Un projet de 280 km de câbles sous-marins

Le projet « Golfe de Gascogne » d’interconnexion électrique entre la France et l’Espagne est un projet de liaison en courant continu, en grande partie sous-marine, d’une capacité de 2.000 MW et d’environ 370 km entre le poste de Cubnezais, en Gironde, et le poste de Gatika, situé au nord-est de Bilbao, en Espagne. Il comportera 280 km environ de câbles sous-marins. Porté par Réseau de transport d’électricité pour la partie française et par Red Eléctrica de España (REE) pour la partie espagnole, il permettra de doubler les échanges d’électricité entre les deux pays.

De nouvelles études en mer vont être réalisées jusqu’à fin octobre dans le cadre de ce projet. Ces études de reconnaissance géophysique et géotechnique « permettront de préciser les solutions techniques de contournement du canyon (ou gouf) de Capbreton et de compléter les données déjà acquises sur le tracé maritime validé de l’interconnexion » explique RTE. « Elles seront effectuées d’une part au nord et au sud du canyon de Capbreton (Landes) et d’autre part dans le Médoc, au Porge (Gironde). »
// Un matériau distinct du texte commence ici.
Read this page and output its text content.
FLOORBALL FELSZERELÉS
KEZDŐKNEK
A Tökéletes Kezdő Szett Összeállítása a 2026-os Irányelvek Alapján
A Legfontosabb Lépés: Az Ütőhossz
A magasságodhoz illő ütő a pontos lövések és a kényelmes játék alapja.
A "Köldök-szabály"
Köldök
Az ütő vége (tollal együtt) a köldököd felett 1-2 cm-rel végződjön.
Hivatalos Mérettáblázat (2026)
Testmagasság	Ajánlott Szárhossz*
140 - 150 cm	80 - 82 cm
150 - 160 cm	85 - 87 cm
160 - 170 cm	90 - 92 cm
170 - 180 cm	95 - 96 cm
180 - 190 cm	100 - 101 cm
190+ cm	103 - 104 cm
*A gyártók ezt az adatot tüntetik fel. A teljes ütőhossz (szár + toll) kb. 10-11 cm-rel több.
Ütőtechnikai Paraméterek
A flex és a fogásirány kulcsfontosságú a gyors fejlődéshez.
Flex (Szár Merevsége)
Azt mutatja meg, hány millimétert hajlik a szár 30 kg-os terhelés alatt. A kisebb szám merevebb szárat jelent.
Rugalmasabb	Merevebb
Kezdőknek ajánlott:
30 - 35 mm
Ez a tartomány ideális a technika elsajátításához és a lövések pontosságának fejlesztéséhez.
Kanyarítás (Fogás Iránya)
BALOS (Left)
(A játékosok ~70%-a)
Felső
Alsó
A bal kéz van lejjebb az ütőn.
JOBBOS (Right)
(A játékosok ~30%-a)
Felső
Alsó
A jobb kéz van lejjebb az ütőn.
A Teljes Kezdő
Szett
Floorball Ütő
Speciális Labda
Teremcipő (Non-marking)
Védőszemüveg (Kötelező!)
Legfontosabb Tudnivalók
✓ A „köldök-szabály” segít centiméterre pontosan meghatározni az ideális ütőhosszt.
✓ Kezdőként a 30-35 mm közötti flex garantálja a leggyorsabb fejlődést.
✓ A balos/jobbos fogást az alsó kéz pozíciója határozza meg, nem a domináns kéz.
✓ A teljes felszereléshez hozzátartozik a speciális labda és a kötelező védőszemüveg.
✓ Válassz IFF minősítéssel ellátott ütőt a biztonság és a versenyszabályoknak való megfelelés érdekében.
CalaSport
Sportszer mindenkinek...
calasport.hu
Obligation de contourner l'énorme canyon sous-marin de Capbreton

L’idée de départ du projet était que la connexion traverse ce gigantesque canyon sous-marin. « Il s’avère que ce n’est pas possible, poursuit Etienne Serres. Le canyon de Capbreton démarre à 300 m du port, et on a regardé toutes les solutions techniques : poser un câble au fond du canyon, creuser sous le canyon, passer au ras ou sur la plage… Nous n'avons trouvé aucune autre solution qu’un contournement terrestre. Donc, nous entamerons en octobre une phase de concertation avec le public, pour trouver un tracé terrestre sur environ 10 à 20 km. »
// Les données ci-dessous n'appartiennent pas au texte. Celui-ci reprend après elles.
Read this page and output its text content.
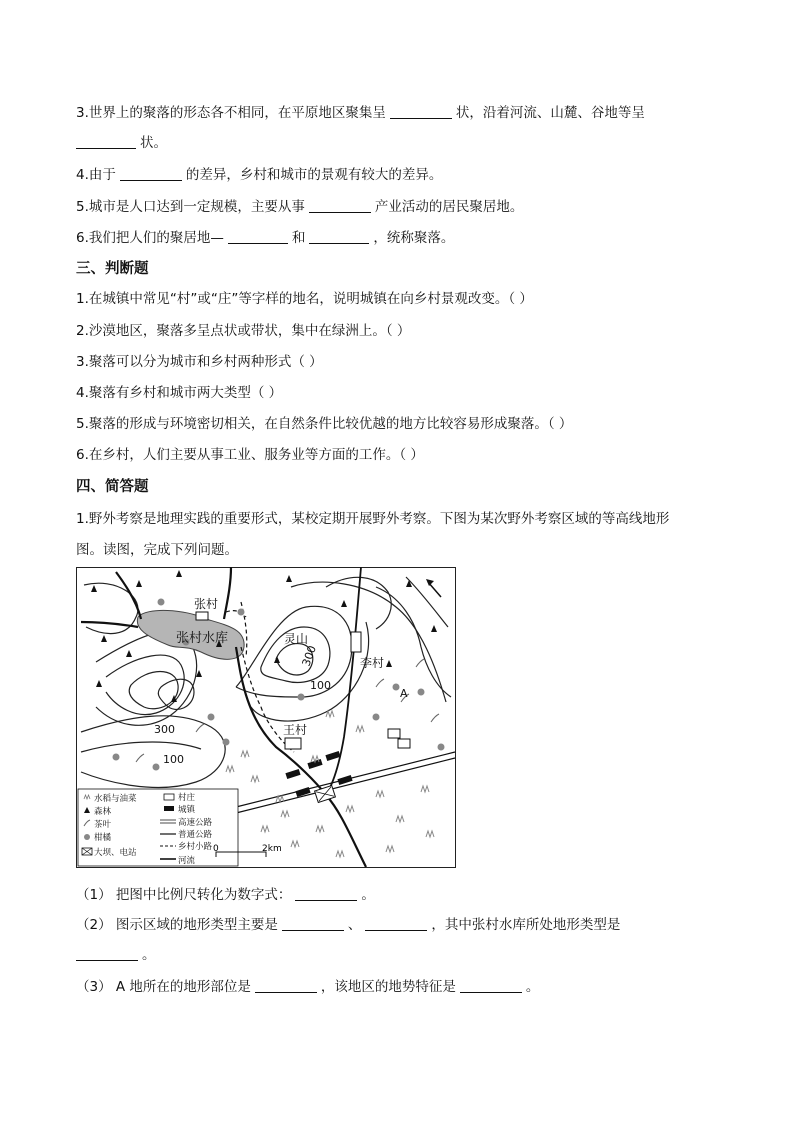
3.世界上的聚落的形态各不相同，在平原地区聚集呈	状，沿着河流、山麓、谷地等呈
状。
4.由于	的差异，乡村和城市的景观有较大的差异。
5.城市是人口达到一定规模，主要从事	产业活动的居民聚居地。
6.我们把人们的聚居地—	和	，统称聚落。
三、判断题
1.在城镇中常见“村”或“庄”等字样的地名，说明城镇在向乡村景观改变。（ ）
2.沙漠地区，聚落多呈点状或带状，集中在绿洲上。（ ）
3.聚落可以分为城市和乡村两种形式（ ）
4.聚落有乡村和城市两大类型（ ）
5.聚落的形成与环境密切相关，在自然条件比较优越的地方比较容易形成聚落。（ ）
6.在乡村，人们主要从事工业、服务业等方面的工作。（ ）
四、简答题
1.野外考察是地理实践的重要形式，某校定期开展野外考察。下图为某次野外考察区域的等高线地形
图。读图，完成下列问题。
张村
张村水库	灵山
李村
王村
A
300
100
300
100
水稻与油菜
森林
茶叶
柑橘
大坝、电站
村庄
城镇
高速公路
普通公路
乡村小路
河流
0	2km
（1） 把图中比例尺转化为数字式：	。
（2） 图示区域的地形类型主要是	、	，其中张村水库所处地形类型是
。
（3） A 地所在的地形部位是	，该地区的地势特征是	。
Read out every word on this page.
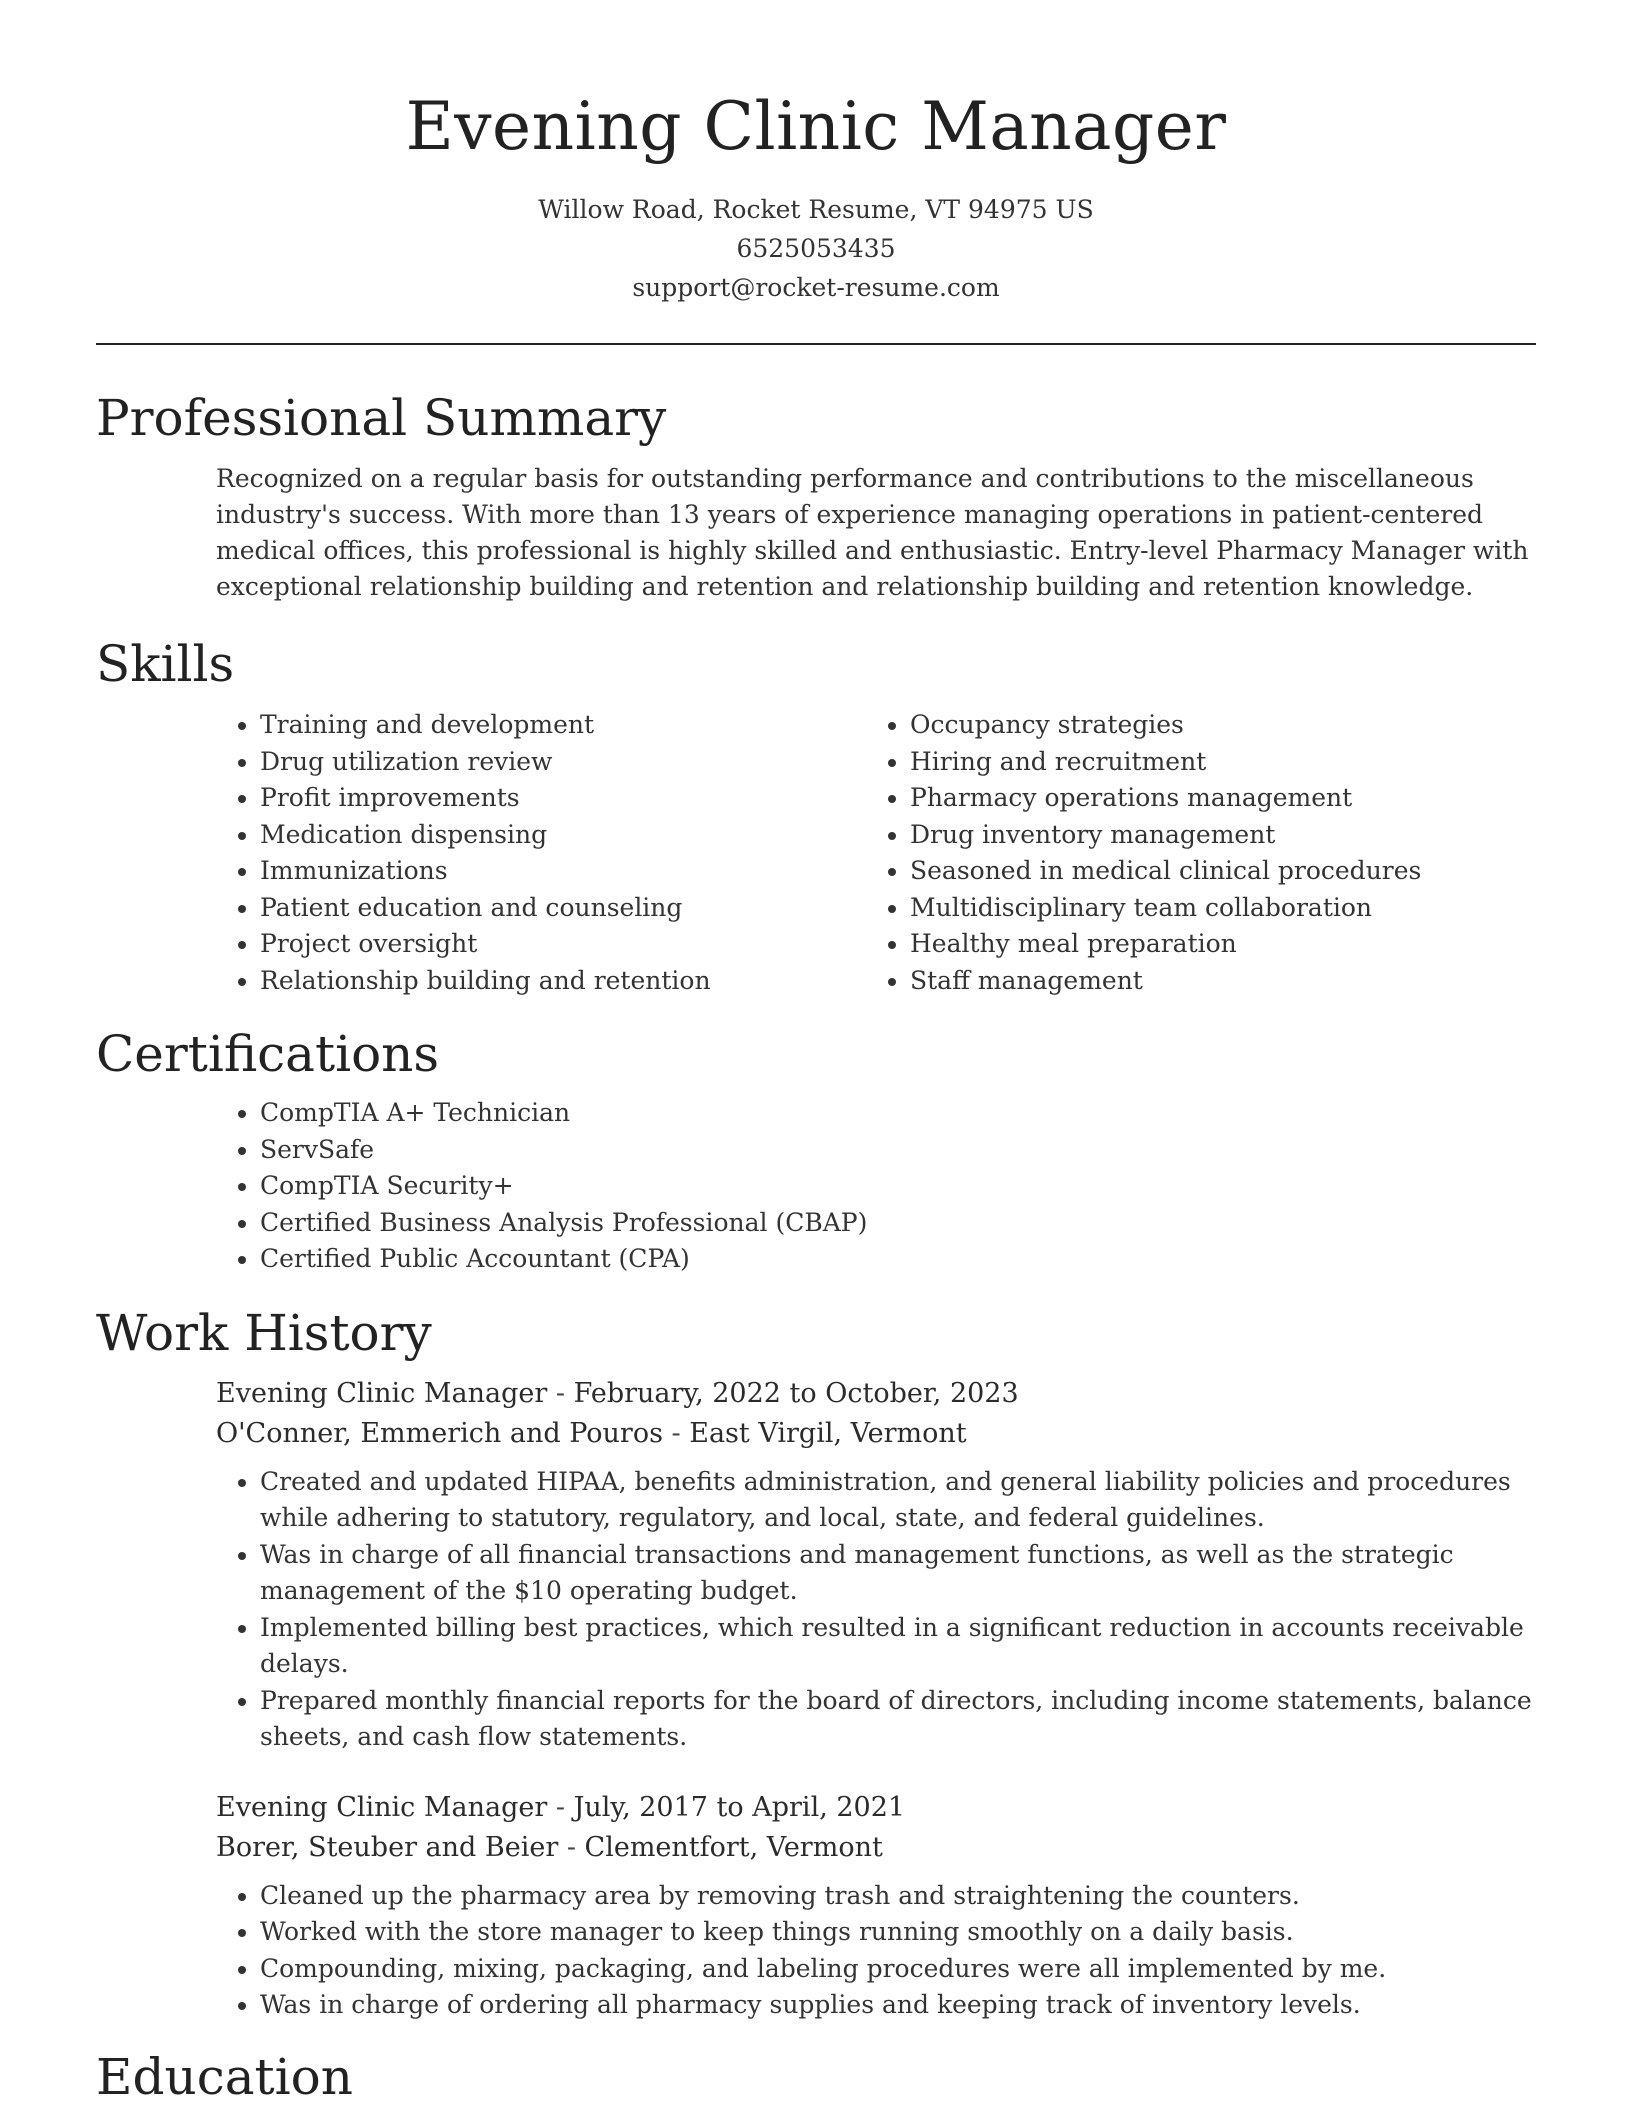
Evening Clinic Manager
Willow Road, Rocket Resume, VT 94975 US
6525053435
support@rocket-resume.com
Professional Summary
Recognized on a regular basis for outstanding performance and contributions to the miscellaneous industry's success. With more than 13 years of experience managing operations in patient-centered medical offices, this professional is highly skilled and enthusiastic. Entry-level Pharmacy Manager with exceptional relationship building and retention and relationship building and retention knowledge.
Skills
• Training and development
• Drug utilization review
• Profit improvements
• Medication dispensing
• Immunizations
• Patient education and counseling
• Project oversight
• Relationship building and retention
• Occupancy strategies
• Hiring and recruitment
• Pharmacy operations management
• Drug inventory management
• Seasoned in medical clinical procedures
• Multidisciplinary team collaboration
• Healthy meal preparation
• Staff management
Certifications
• CompTIA A+ Technician
• ServSafe
• CompTIA Security+
• Certified Business Analysis Professional (CBAP)
• Certified Public Accountant (CPA)
Work History
Evening Clinic Manager - February, 2022 to October, 2023
O'Conner, Emmerich and Pouros - East Virgil, Vermont
• Created and updated HIPAA, benefits administration, and general liability policies and procedures while adhering to statutory, regulatory, and local, state, and federal guidelines.
• Was in charge of all financial transactions and management functions, as well as the strategic management of the $10 operating budget.
• Implemented billing best practices, which resulted in a significant reduction in accounts receivable delays.
• Prepared monthly financial reports for the board of directors, including income statements, balance sheets, and cash flow statements.
Evening Clinic Manager - July, 2017 to April, 2021
Borer, Steuber and Beier - Clementfort, Vermont
• Cleaned up the pharmacy area by removing trash and straightening the counters.
• Worked with the store manager to keep things running smoothly on a daily basis.
• Compounding, mixing, packaging, and labeling procedures were all implemented by me.
• Was in charge of ordering all pharmacy supplies and keeping track of inventory levels.
Education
Le démarrage des travaux de cette connexion est prévu pour 2023, et doit entrer en service en 2027. RTE porte d’autres projets de connexion sous-marine de grande ampleur, comme une interconnexion qui s’achève entre la France et l’Angleterre, ainsi que des projets de raccordement d’éoliennes offshore à la terre, comme à Saint-Nazaire.